Tom nodded, keeping from his face the qualms of unease that clutched at his heart. What would the test be? How could they meet it? When they were so close to recovering the sister he loved, must strange customs interfere? Nicky and Cliff were perturbed, too, but they kept their faces as impassive as they could. The Indians were not going to win! Cliff regretted that he had left the rifle in the hut across the clearing but he hoped they would not need it. However, he made a secret plan to get out and secure it if things began to look black.

One of the councillors stood up and spoke briefly: the girl listened and then turned to the white parties and translated.

“They say word has come to them that great doctors wished to come into their country to heal their people,” she began.

“How could word come—there isn’t any newspaper or telegraph or telephone,” cried Nicky, incredulously. The girl merely nodded toward the medicine men as though they had secured the message in some way, and continued her translation.

“They say they wish to see the great doctors heal their tribe and so they let them come.”

She turned again to listen, and once more she translated.

“They say that you bo—young men—may be evil doctors.
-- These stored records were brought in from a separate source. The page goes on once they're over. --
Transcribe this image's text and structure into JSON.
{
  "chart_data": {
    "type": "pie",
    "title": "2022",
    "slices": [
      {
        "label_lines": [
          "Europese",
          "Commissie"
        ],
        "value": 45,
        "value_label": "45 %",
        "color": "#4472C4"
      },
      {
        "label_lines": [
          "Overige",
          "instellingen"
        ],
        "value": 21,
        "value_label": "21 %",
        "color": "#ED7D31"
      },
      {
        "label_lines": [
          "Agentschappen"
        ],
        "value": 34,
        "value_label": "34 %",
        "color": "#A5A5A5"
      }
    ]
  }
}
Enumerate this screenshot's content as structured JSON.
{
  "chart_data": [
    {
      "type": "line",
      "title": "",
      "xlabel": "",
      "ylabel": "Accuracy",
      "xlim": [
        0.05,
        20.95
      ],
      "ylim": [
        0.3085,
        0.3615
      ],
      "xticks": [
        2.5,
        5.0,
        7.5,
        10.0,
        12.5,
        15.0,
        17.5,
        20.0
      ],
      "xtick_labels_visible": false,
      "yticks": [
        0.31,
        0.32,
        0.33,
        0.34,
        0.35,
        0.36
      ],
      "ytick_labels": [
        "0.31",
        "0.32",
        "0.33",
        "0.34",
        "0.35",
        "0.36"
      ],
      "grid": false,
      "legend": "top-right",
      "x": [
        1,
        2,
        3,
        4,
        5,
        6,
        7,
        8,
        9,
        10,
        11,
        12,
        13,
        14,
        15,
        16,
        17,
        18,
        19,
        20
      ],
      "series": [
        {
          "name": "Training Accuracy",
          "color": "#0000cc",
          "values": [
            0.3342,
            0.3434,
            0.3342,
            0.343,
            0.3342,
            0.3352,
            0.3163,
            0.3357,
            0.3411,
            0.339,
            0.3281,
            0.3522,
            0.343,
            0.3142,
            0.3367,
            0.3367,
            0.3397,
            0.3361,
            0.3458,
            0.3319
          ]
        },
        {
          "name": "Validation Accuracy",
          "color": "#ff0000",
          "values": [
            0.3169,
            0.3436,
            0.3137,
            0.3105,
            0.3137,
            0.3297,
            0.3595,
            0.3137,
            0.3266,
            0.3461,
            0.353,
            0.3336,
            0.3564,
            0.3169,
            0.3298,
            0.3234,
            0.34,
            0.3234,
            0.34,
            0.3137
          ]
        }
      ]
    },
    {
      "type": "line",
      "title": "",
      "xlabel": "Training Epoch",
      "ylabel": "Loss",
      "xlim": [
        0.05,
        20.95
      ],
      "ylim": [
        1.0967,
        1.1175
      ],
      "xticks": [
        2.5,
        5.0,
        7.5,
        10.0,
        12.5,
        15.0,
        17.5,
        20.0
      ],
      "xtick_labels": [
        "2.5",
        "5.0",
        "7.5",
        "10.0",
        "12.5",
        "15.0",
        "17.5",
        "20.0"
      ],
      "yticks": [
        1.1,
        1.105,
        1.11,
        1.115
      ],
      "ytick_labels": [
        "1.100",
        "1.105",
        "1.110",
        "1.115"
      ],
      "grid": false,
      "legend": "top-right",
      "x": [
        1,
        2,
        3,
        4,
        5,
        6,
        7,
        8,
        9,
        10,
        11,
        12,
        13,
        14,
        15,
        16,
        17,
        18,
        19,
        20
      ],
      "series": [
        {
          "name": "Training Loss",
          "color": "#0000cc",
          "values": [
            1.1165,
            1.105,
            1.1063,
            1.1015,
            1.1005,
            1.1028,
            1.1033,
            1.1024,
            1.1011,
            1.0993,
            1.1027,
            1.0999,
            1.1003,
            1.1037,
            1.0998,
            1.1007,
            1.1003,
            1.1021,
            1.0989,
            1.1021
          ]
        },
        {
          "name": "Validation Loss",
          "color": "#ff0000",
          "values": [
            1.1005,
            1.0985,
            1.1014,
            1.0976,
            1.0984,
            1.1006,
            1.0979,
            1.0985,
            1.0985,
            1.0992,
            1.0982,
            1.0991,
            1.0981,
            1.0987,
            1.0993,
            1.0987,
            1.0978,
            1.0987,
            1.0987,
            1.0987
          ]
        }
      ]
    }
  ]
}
They say the first doctors told the San Blas Indians evil doctors would follow——” Nicky glared at Henry and Henry looked uncomfortable.

“Now they await your answers,” she said, turning first to Henry.
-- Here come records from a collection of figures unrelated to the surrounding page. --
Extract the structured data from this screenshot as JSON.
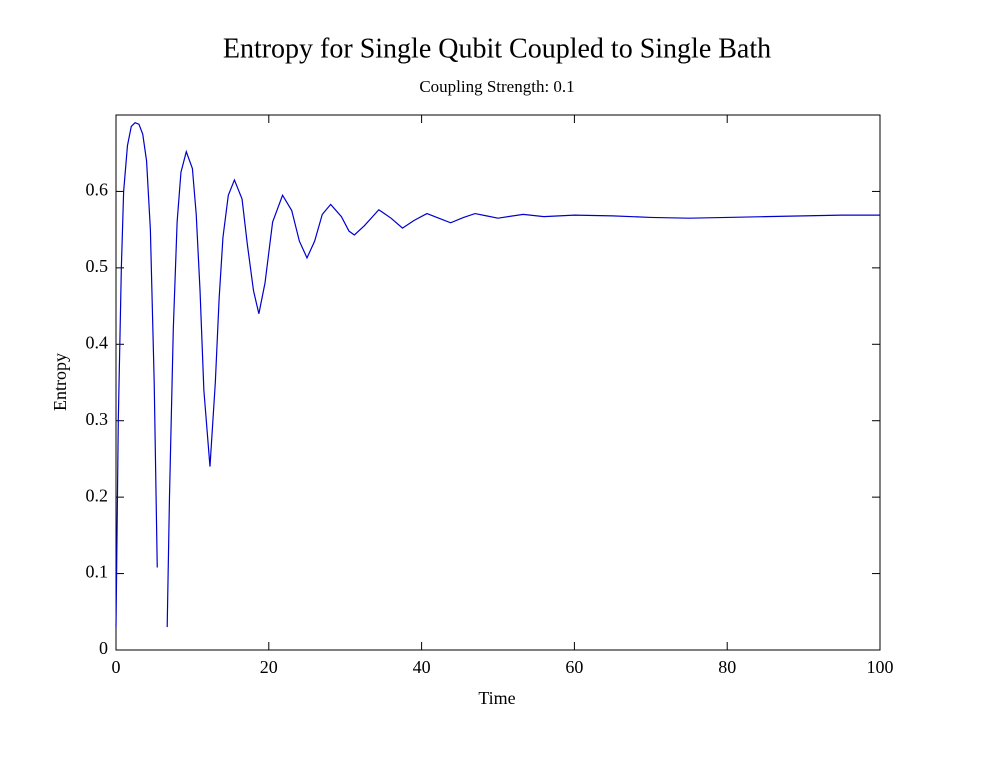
{
  "chart_data": {
    "type": "line",
    "title": "Entropy for Single Qubit Coupled to Single Bath",
    "subtitle": "Coupling Strength: 0.1",
    "x_label": "Time",
    "y_label": "Entropy",
    "xlim": [
      0,
      100
    ],
    "ylim": [
      0,
      0.7
    ],
    "xticks": [
      0,
      20,
      40,
      60,
      80,
      100
    ],
    "yticks": [
      0,
      0.1,
      0.2,
      0.3,
      0.4,
      0.5,
      0.6
    ],
    "series": [
      {
        "color": "#0000cc",
        "x": [
          0,
          0.3,
          0.7,
          1,
          1.5,
          2,
          2.5,
          3,
          3.5,
          4,
          4.5,
          5,
          5.4,
          6,
          6.7,
          7,
          7.5,
          8,
          8.5,
          9.2,
          10,
          10.5,
          11,
          11.5,
          12.3,
          13,
          13.5,
          14,
          14.7,
          15.5,
          16.5,
          17.2,
          18,
          18.7,
          19.5,
          20.5,
          21.8,
          23,
          24,
          25,
          26,
          27,
          28.1,
          29.5,
          30.5,
          31.2,
          32.5,
          34.4,
          36,
          37.5,
          39,
          40.7,
          42,
          43.8,
          45.5,
          47,
          48.5,
          50,
          53.3,
          56,
          60,
          65,
          70,
          75,
          80,
          85,
          90,
          95,
          100
        ],
        "values": [
          0.03,
          0.3,
          0.5,
          0.6,
          0.66,
          0.685,
          0.69,
          0.688,
          0.675,
          0.64,
          0.55,
          0.35,
          0.108,
          null,
          0.03,
          0.2,
          0.42,
          0.56,
          0.625,
          0.652,
          0.63,
          0.57,
          0.47,
          0.34,
          0.24,
          0.35,
          0.46,
          0.54,
          0.595,
          0.615,
          0.59,
          0.53,
          0.47,
          0.44,
          0.48,
          0.56,
          0.595,
          0.575,
          0.535,
          0.513,
          0.535,
          0.57,
          0.583,
          0.567,
          0.548,
          0.543,
          0.555,
          0.576,
          0.565,
          0.552,
          0.562,
          0.571,
          0.566,
          0.559,
          0.566,
          0.571,
          0.568,
          0.565,
          0.57,
          0.567,
          0.569,
          0.568,
          0.566,
          0.565,
          0.566,
          0.567,
          0.568,
          0.569,
          0.569
        ]
      }
    ]
  }
}
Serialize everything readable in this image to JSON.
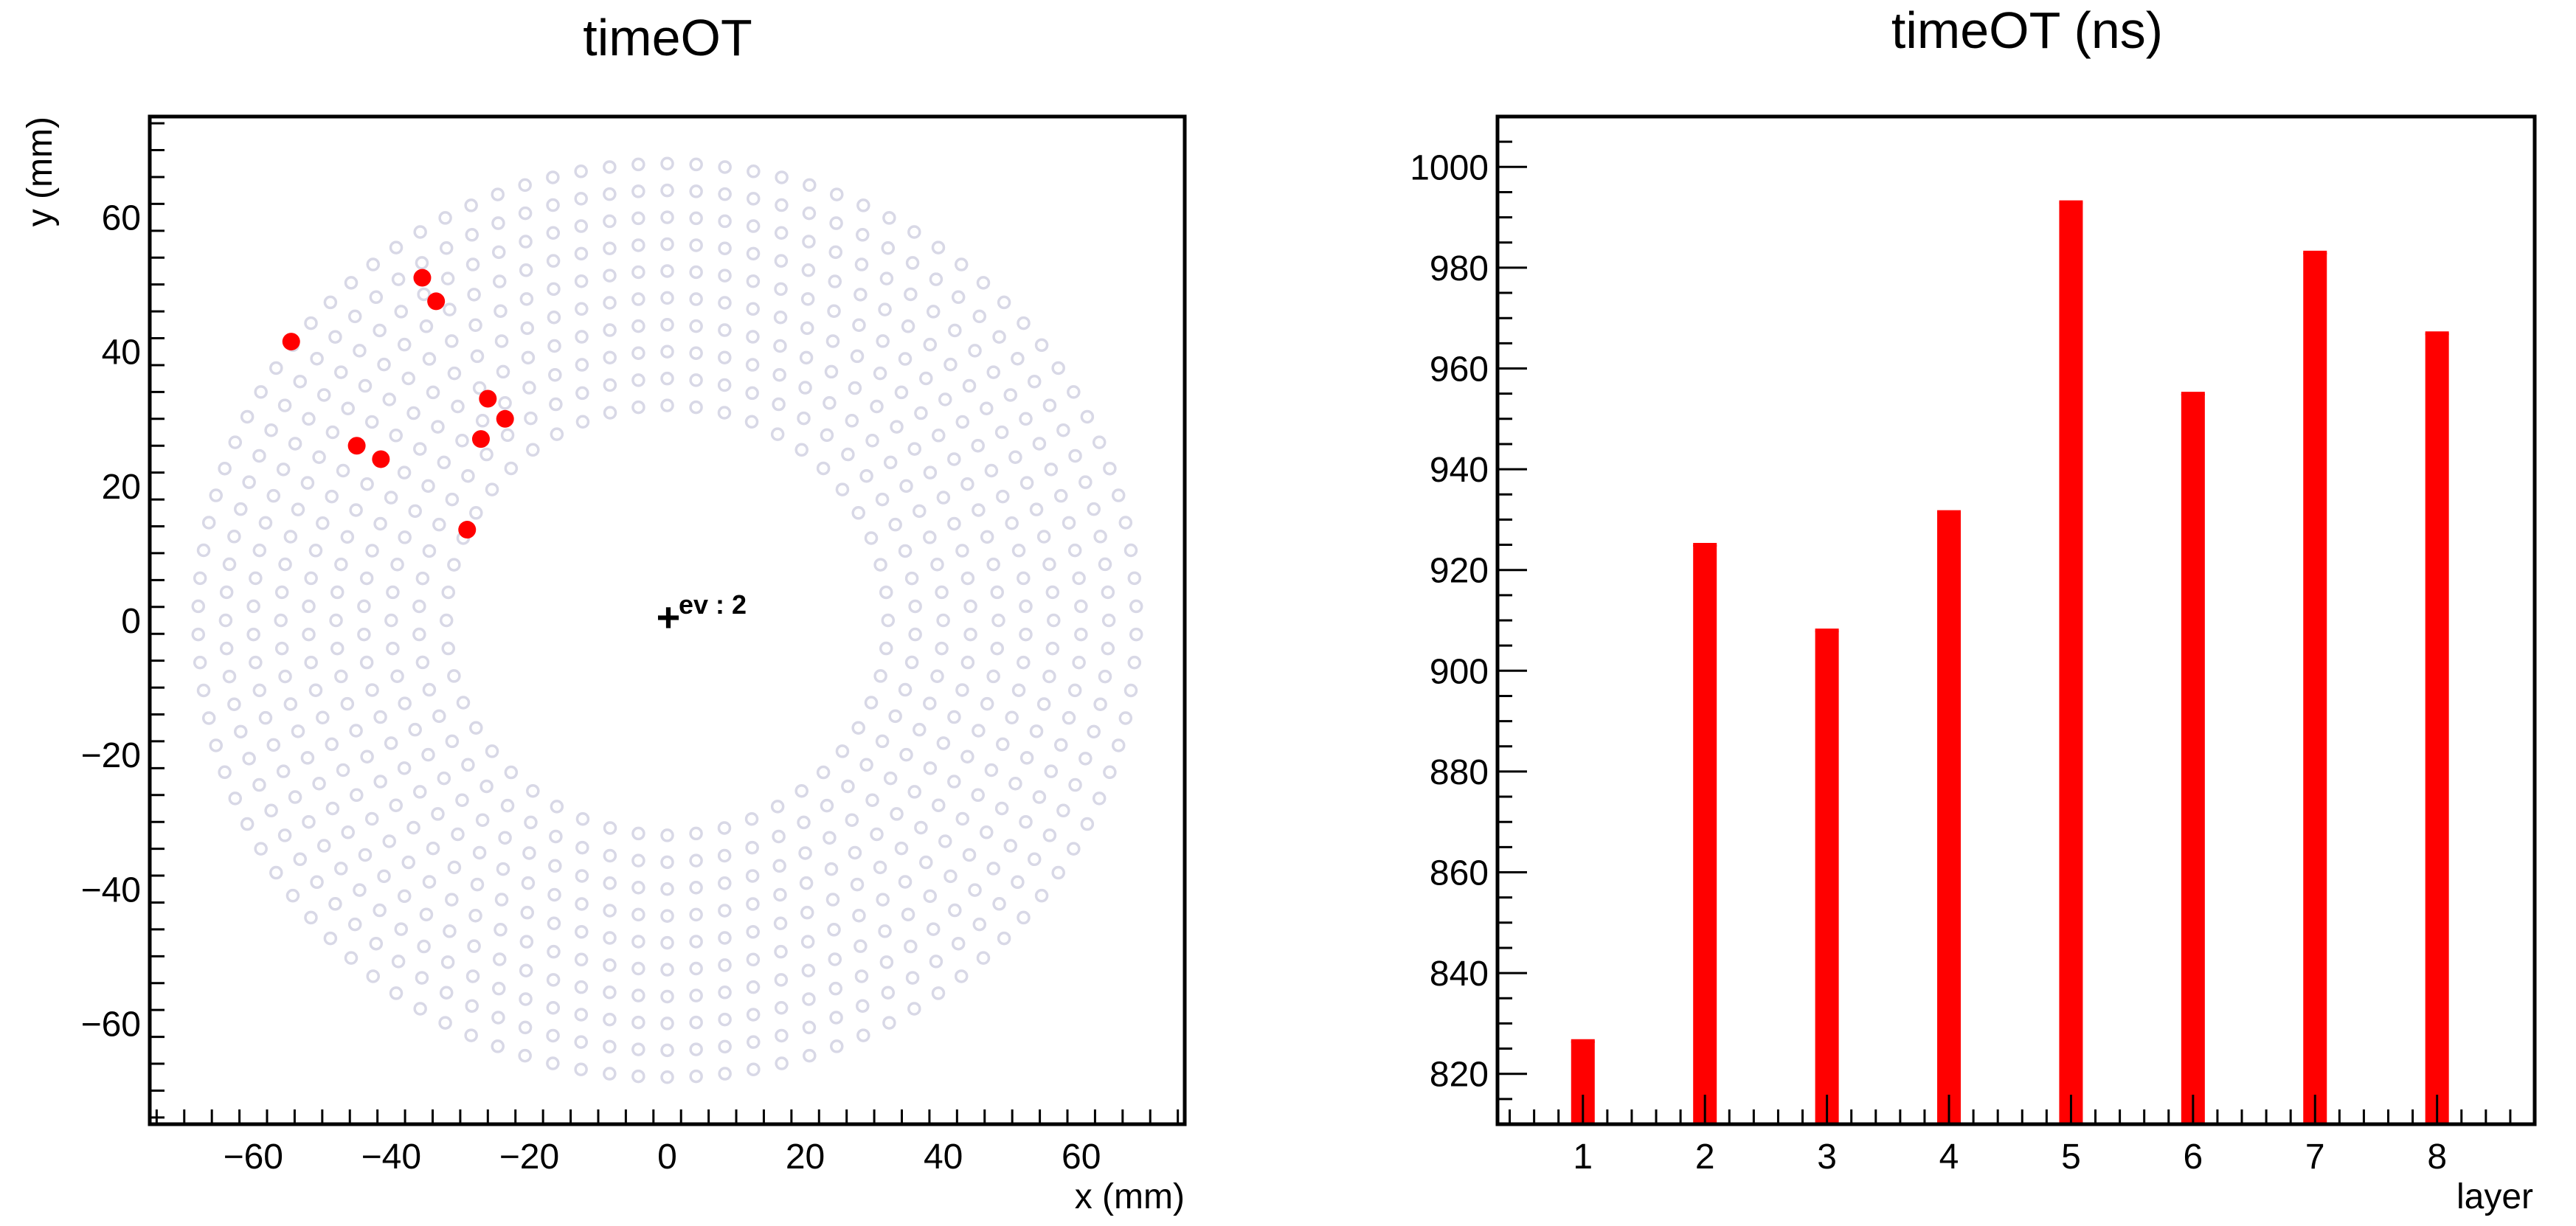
{
  "chart_data": [
    {
      "type": "scatter",
      "title": "timeOT",
      "xlabel": "x (mm)",
      "ylabel": "y (mm)",
      "xlim": [
        -75,
        75
      ],
      "ylim": [
        -75,
        75
      ],
      "xticks": [
        -60,
        -40,
        -20,
        0,
        20,
        40,
        60
      ],
      "yticks": [
        -60,
        -40,
        -20,
        0,
        20,
        40,
        60
      ],
      "grid": false,
      "annotation": {
        "text": "ev : 2",
        "marker": "+",
        "x": 0,
        "y": 0
      },
      "background_rings": {
        "marker": "open-circle",
        "color": "#d8d8e6",
        "radii": [
          32,
          36,
          40,
          44,
          48,
          52,
          56,
          60,
          64,
          68
        ]
      },
      "hits": {
        "color": "#ff0000",
        "points": [
          {
            "x": -54.5,
            "y": 41.5
          },
          {
            "x": -35.5,
            "y": 51
          },
          {
            "x": -33.5,
            "y": 47.5
          },
          {
            "x": -45,
            "y": 26
          },
          {
            "x": -41.5,
            "y": 24
          },
          {
            "x": -26,
            "y": 33
          },
          {
            "x": -23.5,
            "y": 30
          },
          {
            "x": -27,
            "y": 27
          },
          {
            "x": -29,
            "y": 13.5
          }
        ]
      }
    },
    {
      "type": "bar",
      "title": "timeOT (ns)",
      "xlabel": "layer",
      "ylabel": "",
      "categories": [
        "1",
        "2",
        "3",
        "4",
        "5",
        "6",
        "7",
        "8"
      ],
      "values": [
        826.5,
        925,
        908,
        931.5,
        993,
        955,
        983,
        967
      ],
      "ylim": [
        810,
        1010
      ],
      "yticks": [
        820,
        840,
        860,
        880,
        900,
        920,
        940,
        960,
        980,
        1000
      ],
      "xlim": [
        0.3,
        8.8
      ],
      "grid": false,
      "color": "#ff0000"
    }
  ]
}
Henry gave out a string of pleading to establish the fact that he and Mort were the good doctors but that if their medicines had no power it was because of some evil influence. He did not quite dare to denounce the boys. Margery, as Tom already called her in his thoughts, did her duty in translating, and then she turned toward Tom, and waited.
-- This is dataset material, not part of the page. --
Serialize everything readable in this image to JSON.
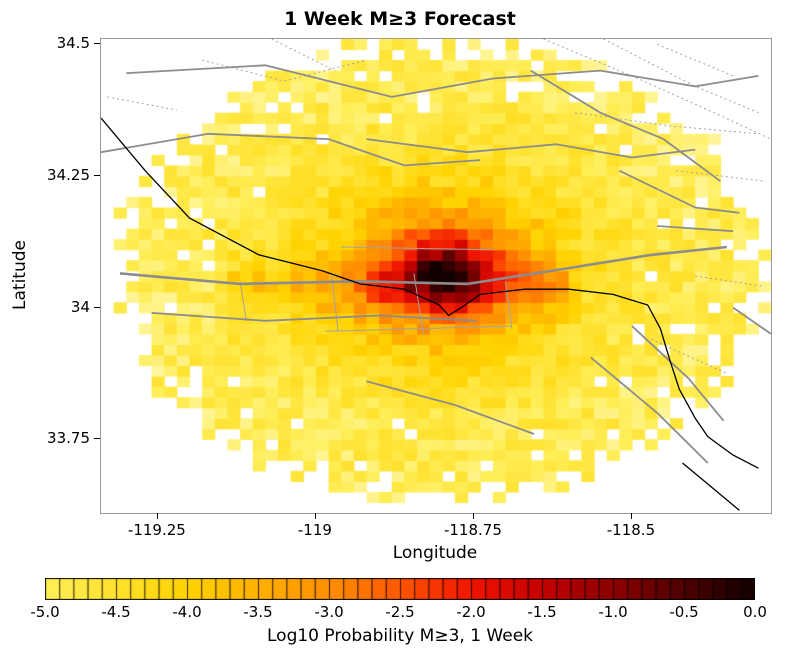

Tom glanced swiftly toward Nicky and Cliff. He wanted to be sure they had no message to guide him. They looked anxious and earnest, but they had not thought out any answer. Tom, bending his head on his hands, tried to think what reply would show that they were not evil doctors, for it would not help much to declare it and stop: the Indians would ask proof, and he could not think of any way to prove his claim. The chief, his councillors and the medicine men waited without movement. They were used to tedious conferences. The girl watched without expression.